The surprise was that she was unable bring back a return to the investors. She proposed to return their original investment in these foreclosures, plus 70% of the profits, while she would take 30% of the profits as a commission. What she proposed was not at all unreasonable. Please note that she did not offer them a 70% return on their funds, just 70% of the profits. Had I been one of her investors, I would have been pleased with this type of return. As the news reported, the plan did not unfold as originally stated. Instead, the woman was arrested and the investors lost a great deal of money.
However, had she been honest and known the typical costs of buying and reselling foreclosures, this is how the scenario might have unfolded.
An easy way to approach foreclosure investing is to work using the concept of one dollar (100 cents) as the retail cost of a property when it is in good condition. Foreclosures in today’s market are typically sold at 35 – 40 cents on the dollar (35-40% of value). All of these homes have been neglected and abandoned for at least 6 months. By the way, all of these properties, without exception, are bought for cash. No loans allowed.
Now that you have purchased these foreclosure properties, you are planning to resell this property to someone else and make a profit. So you put the property on the market, figuring it’s still cheap enough that someone will want to buy it and fix it up. You will probably use a realtor, and pay a 6% commission in order to expedite your sales.
Much to your dismay, you discover that new home buyers can’t purchase this foreclosure because they won’t be able to get a loan for a property that needs so much fixing up. But someone has to spend time and money to get this work done, otherwise the house can’t be lived in.
So you sell to another group of investors who can buy from you for cash and who are willing to spend the money to perform the work necessary to make the property habitable. And now that they’re fixed up, these homes can be resold to home buyers who will purchase using mortgages. Naturally, this second group also expects to make a profit
You sold to the investors for 53 cents, minus the 6 cent commission you paid to the realtors. You’ve made 10 cents on each house, a tidy profit of 25 %. The investors have put another 15 cents of fix up costs into each house.

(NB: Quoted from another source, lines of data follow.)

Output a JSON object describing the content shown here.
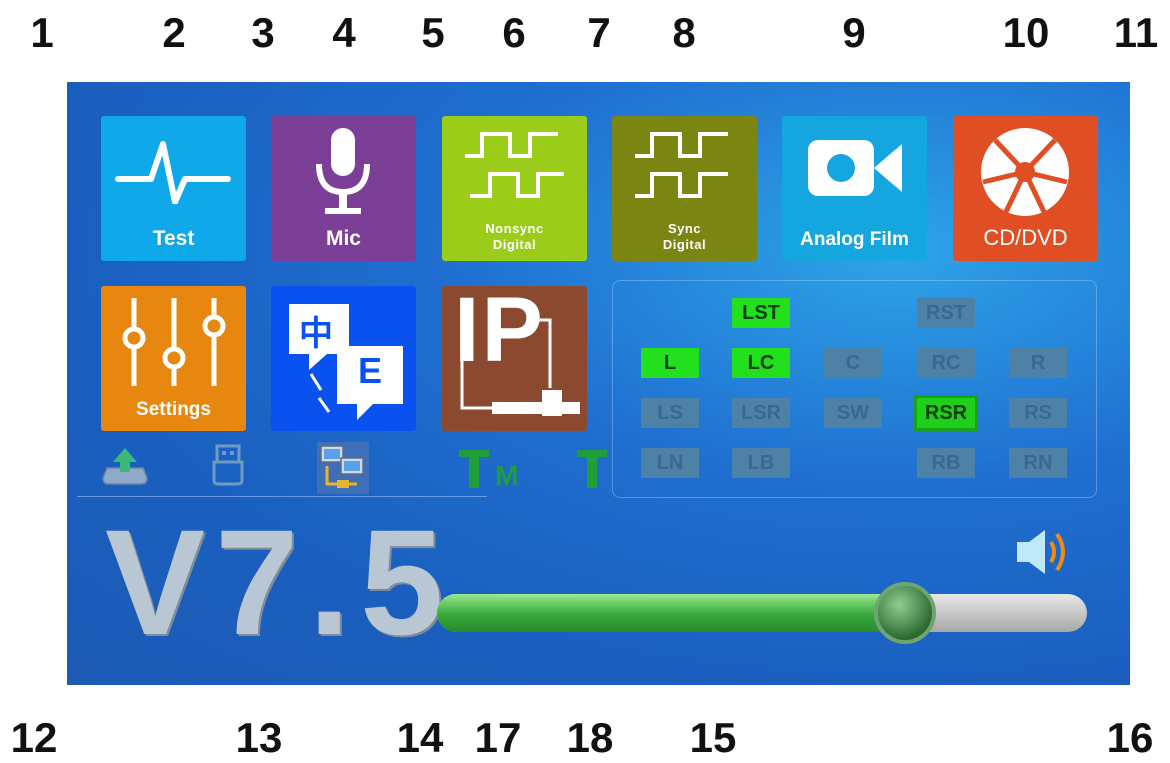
{
  "callouts": [
    "1",
    "2",
    "3",
    "4",
    "5",
    "6",
    "7",
    "8",
    "9",
    "10",
    "11",
    "12",
    "13",
    "14",
    "15",
    "16",
    "17",
    "18"
  ],
  "tiles": {
    "test": {
      "label": "Test",
      "color": "#0fa9ea"
    },
    "mic": {
      "label": "Mic",
      "color": "#7b3f98"
    },
    "nonsync": {
      "label_line1": "Nonsync",
      "label_line2": "Digital",
      "color": "#9acc19"
    },
    "sync": {
      "label_line1": "Sync",
      "label_line2": "Digital",
      "color": "#7b8512"
    },
    "analog": {
      "label": "Analog Film",
      "color": "#15a6e0"
    },
    "cddvd": {
      "label": "CD/DVD",
      "color": "#e04e24"
    },
    "settings": {
      "label": "Settings",
      "color": "#e7870f"
    },
    "language": {
      "label_cn": "中",
      "label_e": "E",
      "color": "#0a52f0"
    },
    "ip": {
      "label": "IP",
      "color": "#8b4a2f"
    }
  },
  "channels": [
    {
      "name": "LST",
      "state": "on"
    },
    {
      "name": "RST",
      "state": "off"
    },
    {
      "name": "L",
      "state": "on"
    },
    {
      "name": "LC",
      "state": "on"
    },
    {
      "name": "C",
      "state": "off"
    },
    {
      "name": "RC",
      "state": "off"
    },
    {
      "name": "R",
      "state": "off"
    },
    {
      "name": "LS",
      "state": "off"
    },
    {
      "name": "LSR",
      "state": "off"
    },
    {
      "name": "SW",
      "state": "off"
    },
    {
      "name": "RSR",
      "state": "on"
    },
    {
      "name": "RS",
      "state": "off"
    },
    {
      "name": "LN",
      "state": "off"
    },
    {
      "name": "LB",
      "state": "off"
    },
    {
      "name": "RB",
      "state": "off"
    },
    {
      "name": "RN",
      "state": "off"
    }
  ],
  "status": {
    "tm_label": "M",
    "version": "V7.5"
  },
  "volume": {
    "level": 0.72
  },
  "icons": [
    "upload-icon",
    "usb-icon",
    "network-icon",
    "tm-icon",
    "t-icon",
    "speaker-icon"
  ]
}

So the grand total cost of that house to the second set of investors is at least 68 cents.
In order to make the house sell quickly, these investors will discount it from $1 to 90 cents . Also, they will list it with a realtor, who will require a 6% commission. That means the investors will realize a total of 85 cents on each property. They will earn a profit of approximately 26% (17 cents on an investment of 65 cents).

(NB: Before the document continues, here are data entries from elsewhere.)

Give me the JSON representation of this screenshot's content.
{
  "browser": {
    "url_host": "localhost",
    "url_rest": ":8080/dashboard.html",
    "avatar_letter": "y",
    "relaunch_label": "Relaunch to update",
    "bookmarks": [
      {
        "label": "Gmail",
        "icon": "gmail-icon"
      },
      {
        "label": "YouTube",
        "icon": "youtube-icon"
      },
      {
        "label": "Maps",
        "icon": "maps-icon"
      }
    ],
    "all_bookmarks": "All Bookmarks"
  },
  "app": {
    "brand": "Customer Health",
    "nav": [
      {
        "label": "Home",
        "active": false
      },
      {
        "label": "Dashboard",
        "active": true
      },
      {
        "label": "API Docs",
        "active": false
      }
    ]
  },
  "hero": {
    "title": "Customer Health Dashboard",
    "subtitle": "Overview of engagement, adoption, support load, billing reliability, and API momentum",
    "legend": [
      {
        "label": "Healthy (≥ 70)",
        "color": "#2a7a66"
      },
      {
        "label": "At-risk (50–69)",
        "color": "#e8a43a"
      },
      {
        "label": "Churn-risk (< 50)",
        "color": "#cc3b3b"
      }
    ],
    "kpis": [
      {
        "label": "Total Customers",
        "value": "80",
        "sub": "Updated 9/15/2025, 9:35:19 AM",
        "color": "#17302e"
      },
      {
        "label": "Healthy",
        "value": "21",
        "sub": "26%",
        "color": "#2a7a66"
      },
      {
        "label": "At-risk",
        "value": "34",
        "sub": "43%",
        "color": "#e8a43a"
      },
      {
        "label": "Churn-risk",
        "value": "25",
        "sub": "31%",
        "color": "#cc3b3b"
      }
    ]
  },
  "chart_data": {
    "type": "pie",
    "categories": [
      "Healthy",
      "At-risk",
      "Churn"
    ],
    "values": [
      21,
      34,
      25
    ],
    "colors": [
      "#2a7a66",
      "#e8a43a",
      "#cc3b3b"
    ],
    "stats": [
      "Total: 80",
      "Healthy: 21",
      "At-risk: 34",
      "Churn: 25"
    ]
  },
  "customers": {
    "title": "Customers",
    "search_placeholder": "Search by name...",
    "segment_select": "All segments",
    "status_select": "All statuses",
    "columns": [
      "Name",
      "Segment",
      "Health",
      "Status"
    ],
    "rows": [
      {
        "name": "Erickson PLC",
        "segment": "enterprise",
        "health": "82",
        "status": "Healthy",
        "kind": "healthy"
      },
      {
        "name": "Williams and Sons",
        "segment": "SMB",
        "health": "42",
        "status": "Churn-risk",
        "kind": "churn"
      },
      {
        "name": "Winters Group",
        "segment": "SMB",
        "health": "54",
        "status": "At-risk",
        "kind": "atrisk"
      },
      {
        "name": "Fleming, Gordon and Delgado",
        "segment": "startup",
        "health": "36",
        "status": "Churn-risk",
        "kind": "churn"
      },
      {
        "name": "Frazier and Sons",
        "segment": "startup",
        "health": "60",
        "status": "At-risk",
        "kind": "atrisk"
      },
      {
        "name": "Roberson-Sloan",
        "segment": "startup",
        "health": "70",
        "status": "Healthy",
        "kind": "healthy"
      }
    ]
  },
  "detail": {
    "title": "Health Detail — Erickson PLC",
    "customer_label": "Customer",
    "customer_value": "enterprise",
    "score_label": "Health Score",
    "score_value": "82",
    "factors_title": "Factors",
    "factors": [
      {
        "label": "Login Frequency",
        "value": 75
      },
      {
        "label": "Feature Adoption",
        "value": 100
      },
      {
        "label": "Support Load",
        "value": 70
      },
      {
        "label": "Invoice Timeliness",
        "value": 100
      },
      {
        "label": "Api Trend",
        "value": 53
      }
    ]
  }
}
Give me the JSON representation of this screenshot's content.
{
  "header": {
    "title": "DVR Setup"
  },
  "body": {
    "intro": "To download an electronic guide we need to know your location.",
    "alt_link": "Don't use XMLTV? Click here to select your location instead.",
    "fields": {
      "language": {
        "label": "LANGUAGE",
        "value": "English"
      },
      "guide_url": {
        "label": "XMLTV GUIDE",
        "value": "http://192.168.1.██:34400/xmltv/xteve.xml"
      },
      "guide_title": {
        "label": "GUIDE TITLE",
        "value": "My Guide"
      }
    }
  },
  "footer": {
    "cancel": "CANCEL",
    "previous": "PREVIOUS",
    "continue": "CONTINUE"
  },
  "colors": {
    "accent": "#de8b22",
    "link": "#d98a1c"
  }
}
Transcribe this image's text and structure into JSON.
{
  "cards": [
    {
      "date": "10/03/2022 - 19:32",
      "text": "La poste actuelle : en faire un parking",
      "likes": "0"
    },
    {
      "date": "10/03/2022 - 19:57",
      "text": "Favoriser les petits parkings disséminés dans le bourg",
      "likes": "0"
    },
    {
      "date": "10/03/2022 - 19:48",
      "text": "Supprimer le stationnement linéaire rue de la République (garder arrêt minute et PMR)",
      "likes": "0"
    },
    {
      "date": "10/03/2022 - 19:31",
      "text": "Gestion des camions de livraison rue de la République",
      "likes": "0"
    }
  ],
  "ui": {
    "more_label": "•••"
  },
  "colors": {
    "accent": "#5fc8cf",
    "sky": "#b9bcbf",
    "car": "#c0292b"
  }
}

For those who are wondering if foreclosures are a good investment, the answer is yes: provided you know what you’re doing. You can buy on the courthouse steps and resell to those who rehab. If you do your own contracting, and you’re able to attend auctions on the courthouse steps, you can eliminate the middleman. Obviously the profit is potential is far greater this way.
Finally, be aware of market values in your area. Before you purchase a property, make sure you know the extent of repair that it will require, and try to make certain of what the property will be worth after it is completed. That way you will know whether it is worth purchasing the foreclosure at the outset.